On the first day, I was incredibly anxious. My heart pounded as I stepped foot onto Irani Hall and was greeted by a gust of wind. Would I get along with the other student? Would my competitive nature get the best of me and keep me from building new relationships? Not only did I worry about impressing my research partner, but also avoiding conflict with the other students from other laboratories.
Fortunately, my partner was very kind and understanding. She often gave me insight on programs and scholarships to apply for, given she was a grade level above me. The researchers that guided us were also very kind and patient, albeit, very awkward and reserved. The PI (Principal Investigator) was incredibly understanding and flexible.
Every day during the summer, I woke up at 8 a.m. to go to the lab and returned home at 6 p.m., as rush hour traffic was a formidable force after 5 p.m. Admittedly, the experience was exhausting, but I strongly believe it was worth my summer. Despite the initial struggle of commuting and adapting to a laboratory environment, I was able to expand my knowledge of Microbiology.
It was a routine to clock in at 9:30 a.m., extract the protein in order to place them on the membrane, calculate protein concentrations, run gels through gel-electrophoresis, and image the blots to find traces of Actin or Emerin.
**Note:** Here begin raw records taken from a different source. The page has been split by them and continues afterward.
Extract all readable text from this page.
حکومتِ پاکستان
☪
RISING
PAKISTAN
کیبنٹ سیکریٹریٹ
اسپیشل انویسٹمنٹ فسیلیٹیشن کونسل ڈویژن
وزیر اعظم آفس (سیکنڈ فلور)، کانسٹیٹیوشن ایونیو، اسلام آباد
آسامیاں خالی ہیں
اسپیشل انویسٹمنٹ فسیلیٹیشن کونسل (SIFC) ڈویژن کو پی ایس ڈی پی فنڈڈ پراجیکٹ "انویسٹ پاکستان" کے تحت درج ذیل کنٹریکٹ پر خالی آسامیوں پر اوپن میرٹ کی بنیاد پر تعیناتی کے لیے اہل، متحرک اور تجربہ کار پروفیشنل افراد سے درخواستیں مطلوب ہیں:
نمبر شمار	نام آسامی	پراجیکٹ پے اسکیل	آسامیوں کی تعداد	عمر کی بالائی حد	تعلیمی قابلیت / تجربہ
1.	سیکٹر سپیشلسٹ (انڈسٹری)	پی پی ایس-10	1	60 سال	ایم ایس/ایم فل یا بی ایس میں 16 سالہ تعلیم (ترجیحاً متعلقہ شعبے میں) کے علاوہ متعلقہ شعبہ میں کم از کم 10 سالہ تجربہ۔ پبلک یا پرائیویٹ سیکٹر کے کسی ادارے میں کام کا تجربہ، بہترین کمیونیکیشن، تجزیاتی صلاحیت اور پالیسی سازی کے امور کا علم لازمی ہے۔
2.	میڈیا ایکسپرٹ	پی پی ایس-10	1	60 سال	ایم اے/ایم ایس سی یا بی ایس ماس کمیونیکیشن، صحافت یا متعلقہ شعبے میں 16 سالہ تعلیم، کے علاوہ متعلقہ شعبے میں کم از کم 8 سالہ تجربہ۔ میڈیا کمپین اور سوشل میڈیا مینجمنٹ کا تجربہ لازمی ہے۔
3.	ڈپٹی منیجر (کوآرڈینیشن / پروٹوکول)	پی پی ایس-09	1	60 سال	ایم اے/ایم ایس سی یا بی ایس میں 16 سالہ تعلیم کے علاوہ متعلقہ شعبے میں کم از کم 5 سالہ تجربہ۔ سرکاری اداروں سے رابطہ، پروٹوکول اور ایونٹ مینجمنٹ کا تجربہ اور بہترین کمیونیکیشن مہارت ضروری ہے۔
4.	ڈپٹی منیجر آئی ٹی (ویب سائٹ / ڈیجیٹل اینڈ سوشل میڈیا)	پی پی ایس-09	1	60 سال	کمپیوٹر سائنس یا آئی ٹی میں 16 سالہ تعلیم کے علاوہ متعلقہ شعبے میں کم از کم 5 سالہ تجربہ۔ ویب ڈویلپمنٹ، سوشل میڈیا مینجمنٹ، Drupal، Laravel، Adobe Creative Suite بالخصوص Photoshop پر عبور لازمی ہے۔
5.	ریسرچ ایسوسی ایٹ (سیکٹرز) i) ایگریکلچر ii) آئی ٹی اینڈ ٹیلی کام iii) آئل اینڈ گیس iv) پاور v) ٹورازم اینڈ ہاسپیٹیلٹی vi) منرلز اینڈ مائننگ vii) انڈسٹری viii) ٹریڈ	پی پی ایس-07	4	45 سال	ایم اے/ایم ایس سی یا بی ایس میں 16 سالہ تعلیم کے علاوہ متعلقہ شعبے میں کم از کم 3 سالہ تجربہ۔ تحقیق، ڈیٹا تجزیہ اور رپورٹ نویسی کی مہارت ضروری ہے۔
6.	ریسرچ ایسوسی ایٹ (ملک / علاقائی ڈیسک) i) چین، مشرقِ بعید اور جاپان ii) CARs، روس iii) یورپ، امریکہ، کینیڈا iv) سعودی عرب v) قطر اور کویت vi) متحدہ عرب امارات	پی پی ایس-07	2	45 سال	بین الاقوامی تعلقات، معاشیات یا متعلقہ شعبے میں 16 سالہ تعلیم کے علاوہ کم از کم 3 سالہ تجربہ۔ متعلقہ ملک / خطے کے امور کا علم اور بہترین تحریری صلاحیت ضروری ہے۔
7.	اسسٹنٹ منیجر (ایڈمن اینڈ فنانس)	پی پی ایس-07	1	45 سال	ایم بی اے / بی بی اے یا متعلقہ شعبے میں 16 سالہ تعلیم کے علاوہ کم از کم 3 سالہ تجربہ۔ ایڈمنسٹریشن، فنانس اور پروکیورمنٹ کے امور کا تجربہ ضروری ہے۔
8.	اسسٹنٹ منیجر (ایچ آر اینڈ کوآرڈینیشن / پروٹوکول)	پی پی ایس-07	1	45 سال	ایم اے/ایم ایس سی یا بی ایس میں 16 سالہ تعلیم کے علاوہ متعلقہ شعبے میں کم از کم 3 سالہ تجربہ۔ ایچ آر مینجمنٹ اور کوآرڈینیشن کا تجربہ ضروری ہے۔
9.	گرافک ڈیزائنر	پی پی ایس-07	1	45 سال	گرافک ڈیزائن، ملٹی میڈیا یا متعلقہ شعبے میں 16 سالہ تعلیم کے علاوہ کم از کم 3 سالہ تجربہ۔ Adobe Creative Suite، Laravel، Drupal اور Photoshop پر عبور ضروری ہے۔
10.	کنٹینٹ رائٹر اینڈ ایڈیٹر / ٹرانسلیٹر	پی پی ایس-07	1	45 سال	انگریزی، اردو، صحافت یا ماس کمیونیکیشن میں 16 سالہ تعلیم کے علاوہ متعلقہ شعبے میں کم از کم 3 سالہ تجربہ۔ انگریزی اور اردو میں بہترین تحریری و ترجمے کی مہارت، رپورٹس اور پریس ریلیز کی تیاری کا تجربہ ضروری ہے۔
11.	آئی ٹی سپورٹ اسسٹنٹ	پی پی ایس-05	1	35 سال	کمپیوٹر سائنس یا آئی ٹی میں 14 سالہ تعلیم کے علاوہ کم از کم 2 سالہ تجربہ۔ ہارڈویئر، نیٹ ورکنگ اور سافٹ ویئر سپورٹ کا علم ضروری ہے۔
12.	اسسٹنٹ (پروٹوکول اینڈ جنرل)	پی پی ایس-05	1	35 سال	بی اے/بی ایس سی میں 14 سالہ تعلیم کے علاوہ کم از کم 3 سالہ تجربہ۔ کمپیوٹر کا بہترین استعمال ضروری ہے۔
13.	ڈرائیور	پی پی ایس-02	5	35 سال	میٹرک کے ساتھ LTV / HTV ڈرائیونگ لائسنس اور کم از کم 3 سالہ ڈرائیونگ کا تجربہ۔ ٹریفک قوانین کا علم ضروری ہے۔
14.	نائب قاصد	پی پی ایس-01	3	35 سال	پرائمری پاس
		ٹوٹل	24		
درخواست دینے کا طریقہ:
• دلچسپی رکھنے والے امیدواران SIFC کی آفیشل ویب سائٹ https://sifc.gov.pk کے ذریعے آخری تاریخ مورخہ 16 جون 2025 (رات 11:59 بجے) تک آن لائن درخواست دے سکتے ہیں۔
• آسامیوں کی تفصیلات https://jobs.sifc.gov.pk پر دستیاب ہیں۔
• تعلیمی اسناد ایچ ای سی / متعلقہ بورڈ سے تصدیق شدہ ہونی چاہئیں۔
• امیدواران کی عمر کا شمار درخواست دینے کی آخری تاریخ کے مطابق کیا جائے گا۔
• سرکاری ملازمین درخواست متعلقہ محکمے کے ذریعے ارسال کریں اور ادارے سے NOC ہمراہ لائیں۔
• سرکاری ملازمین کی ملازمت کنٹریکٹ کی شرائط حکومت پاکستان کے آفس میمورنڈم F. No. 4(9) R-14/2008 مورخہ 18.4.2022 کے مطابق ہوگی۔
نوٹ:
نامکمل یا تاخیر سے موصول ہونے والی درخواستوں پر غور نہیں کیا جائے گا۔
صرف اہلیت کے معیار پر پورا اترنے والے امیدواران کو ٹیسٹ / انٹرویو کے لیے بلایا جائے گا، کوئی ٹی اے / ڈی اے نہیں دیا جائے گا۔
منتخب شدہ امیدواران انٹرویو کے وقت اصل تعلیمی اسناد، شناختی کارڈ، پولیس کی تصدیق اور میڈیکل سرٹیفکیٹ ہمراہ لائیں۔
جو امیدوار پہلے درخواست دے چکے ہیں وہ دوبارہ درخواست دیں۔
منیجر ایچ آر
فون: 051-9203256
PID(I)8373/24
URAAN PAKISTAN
Although my partner and I never received the results we were expecting for our research, we gained insight about Microbiology and Muscular Dystrophy. I never felt pressured to get results during our investigations, although we often had failures. Our research was a process trail and error; whether our protein samples were too high, not enough anti-body was placed onto the membrane, or no traces of Actin showed up on the CDD image.
Though, to be truthful, I did feel the weight of working around professionals and not being able to achieve desirable results to be personally disheartening at times. I was very stressed about summer assignments, AP courses, preparing for upcoming exams, and ensuring that I collected enough data at the end of the internship to compile for a presentation.
All in all, I believe that I was fortunate to have been selected into the program given the rigorous material and the difficulty of getting accepted. Setting aside how arrogant the graduate students were at times, I was inspired to become a researcher and experience being inside a laboratory once again. I plan on applying to more internships in the future and expanding my knowledge on new topics.
I strongly believe that students should take advantage of opportunities such as these. Not only does it look great on college applications, but it allows students to gain experience working in the STEM field. Applications for the Bridge Undergraduate Institute program open 2019 and the website can be found here. The program expands to a wide range of research projects and laboratories, and I highly recommend taking advantage of this opportunity.
As for myself, I feel motivated to seek a research project for my career of interest, Aerospace engineering.